La décision du ministère des Transports d’interdire, à titre conservatoire et pour trois mois, la circulation nocturne des camions gros porteurs répond à une préoccupation légitime : sauver des vies face à la recrudescence des accidents de la route. Personne ne peut contester l’urgence d’agir.
Mais une question mérite d’être posée : la nuit est-elle réellement le moment où les gros porteurs représentent le plus grand danger en Guinée ?
Pour quiconque emprunte régulièrement l’axe Conakry–Tanènè, par exemple, la réponse paraît moins évidente. C’est surtout en pleine journée que l’on croise des dizaines de camions roulant à vive allure, souvent conduits par de très jeunes gens qui se comportent davantage comme des pilotes de course que comme des professionnels transportant plusieurs dizaines de tonnes de marchandises.
Le problème ne semble donc pas résider uniquement dans l’heure de circulation. Il est plus profond : excès de vitesse, surcharge, insuffisance de formation des conducteurs, fatigue, mauvais état mécanique de certains véhicules, routes dégradées et faible application du Code de la route.
Un autre effet mérite également d’être anticipé. En interdisant la circulation des gros porteurs pendant la nuit, une partie importante du trafic pourrait tout simplement être reportée sur la journée, période où se concentre déjà l’essentiel des déplacements des personnes et des marchandises. Les camions qui roulaient habituellement la nuit devront désormais emprunter les mêmes axes, aux mêmes heures, que les taxis, les minibus, les voitures particulières, les motos, les cyclistes et les piétons.
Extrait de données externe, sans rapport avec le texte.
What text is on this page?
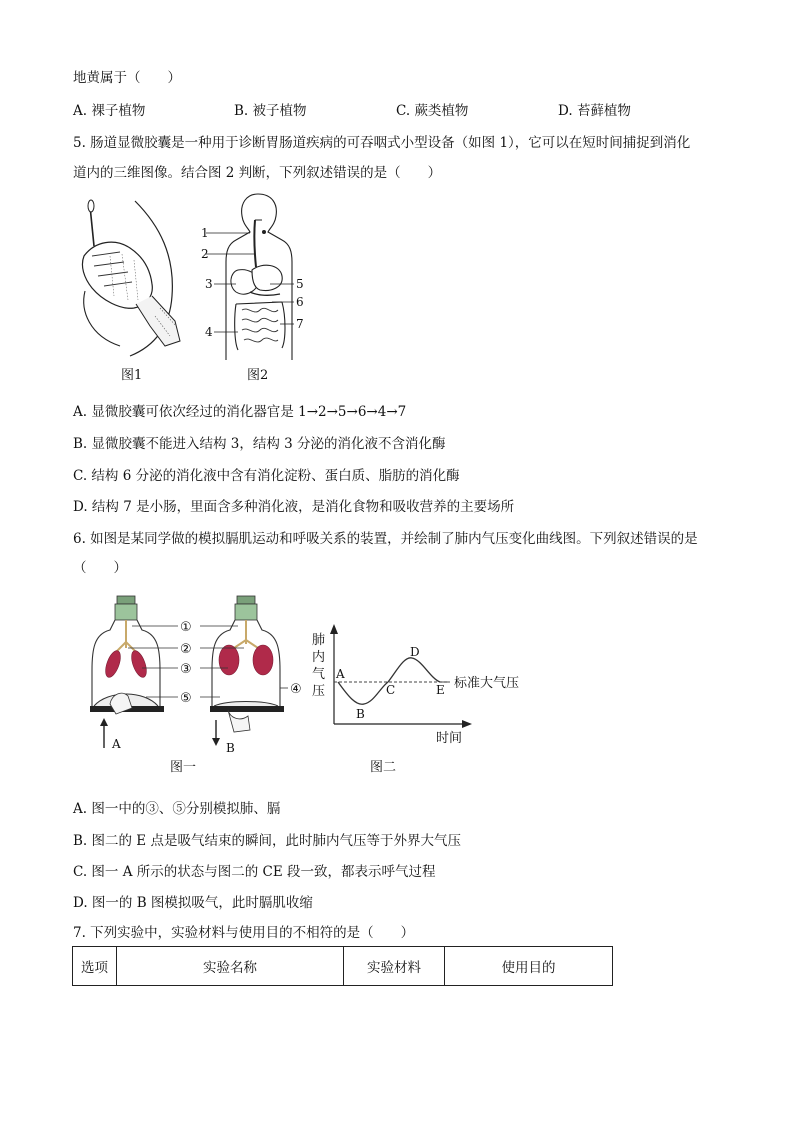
地黄属于（　　）
A. 裸子植物	B. 被子植物	C. 蕨类植物	D. 苔藓植物
5. 肠道显微胶囊是一种用于诊断胃肠道疾病的可吞咽式小型设备（如图 1），它可以在短时间捕捉到消化
道内的三维图像。结合图 2 判断，下列叙述错误的是（　　）
图1
1
2
3
4
5
6
7
图2
A. 显微胶囊可依次经过的消化器官是 1→2→5→6→4→7
B. 显微胶囊不能进入结构 3，结构 3 分泌的消化液不含消化酶
C. 结构 6 分泌的消化液中含有消化淀粉、蛋白质、脂肪的消化酶
D. 结构 7 是小肠，里面含多种消化液，是消化食物和吸收营养的主要场所
6. 如图是某同学做的模拟膈肌运动和呼吸关系的装置，并绘制了肺内气压变化曲线图。下列叙述错误的是
（　　）
①
②
③
⑤
④
A	B
图一
肺
内
气
压
时间
A
B
C
D
E 标准大气压
图二
A. 图一中的③、⑤分别模拟肺、膈
B. 图二的 E 点是吸气结束的瞬间，此时肺内气压等于外界大气压
C. 图一 A 所示的状态与图二的 CE 段一致，都表示呼气过程
D. 图一的 B 图模拟吸气，此时膈肌收缩
7. 下列实验中，实验材料与使用目的不相符的是（　　）
选项	实验名称	实验材料	使用目的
Sur des routes souvent étroites, dégradées et insuffisamment aménagées, notamment entre Conakry et Tanènè ; la nationale no 1, cette concentration supplémentaire de véhicules risque d’accentuer les embouteillages, de multiplier les dépassements dangereux et d’augmenter les situations de conflit entre les différents usagers. Une mesure destinée à améliorer la sécurité routière pourrait ainsi, si elle n’est pas accompagnée d’autres dispositions, déplacer une partie du risque vers les heures de forte circulation.
Dans de nombreux pays, la gestion des poids lourds repose rarement sur une interdiction générale de circuler la nuit. Bien au contraire, plusieurs États considèrent que la circulation nocturne présente certains avantages, le trafic étant moins dense et les interactions avec les autres usagers moins nombreuses. Les restrictions concernent davantage les heures de pointe, les centres-villes, les week-ends, les jours fériés ou encore certaines zones urbaines particulièrement congestionnées. L’objectif est d’éviter que les gros porteurs ne se retrouvent au milieu d’un trafic intense composé de voitures particulières, de transports en commun et de deux-roues.
La Guinée présente certes des spécificités, notamment des routes insuffisamment éclairées et le plus souvent très dégradées. Mais ces réalités ne doivent pas occulter une évidence : la majorité des accidents impliquant des camions surviennent dans un contexte où la vitesse excessive, l’imprudence de certains chauffeurs, le non-respect du Code de la route et l’état des infrastructures jouent un rôle déterminant.
C’est pourquoi une autre approche pourrait être envisagée. Pourquoi ne pas limiter la circulation des gros porteurs aux heures de faible trafic sur les axes les plus congestionnés, tout en imposant des contrôles systématiques de vitesse, des sanctions exemplaires contre les chauffeurs dangereux, des contrôles techniques rigoureux, une lutte efficace contre la surcharge et une véritable certification professionnelle des conducteurs ?
La véritable question n’est peut-être pas de savoir si les camions doivent rouler le jour ou la nuit. La vraie question est de savoir dans quelles conditions ils circulent et comment faire respecter les règles qui garantissent la sécurité de tous.
Une mesure conservatoire peut permettre de gagner du temps. Mais la véritable réforme sera celle qui changera durablement les comportements, renforcera les contrôles et améliorera les infrastructures routières. C’est à ce prix que nos routes cesseront enfin d’être des cimetières à ciel ouvert.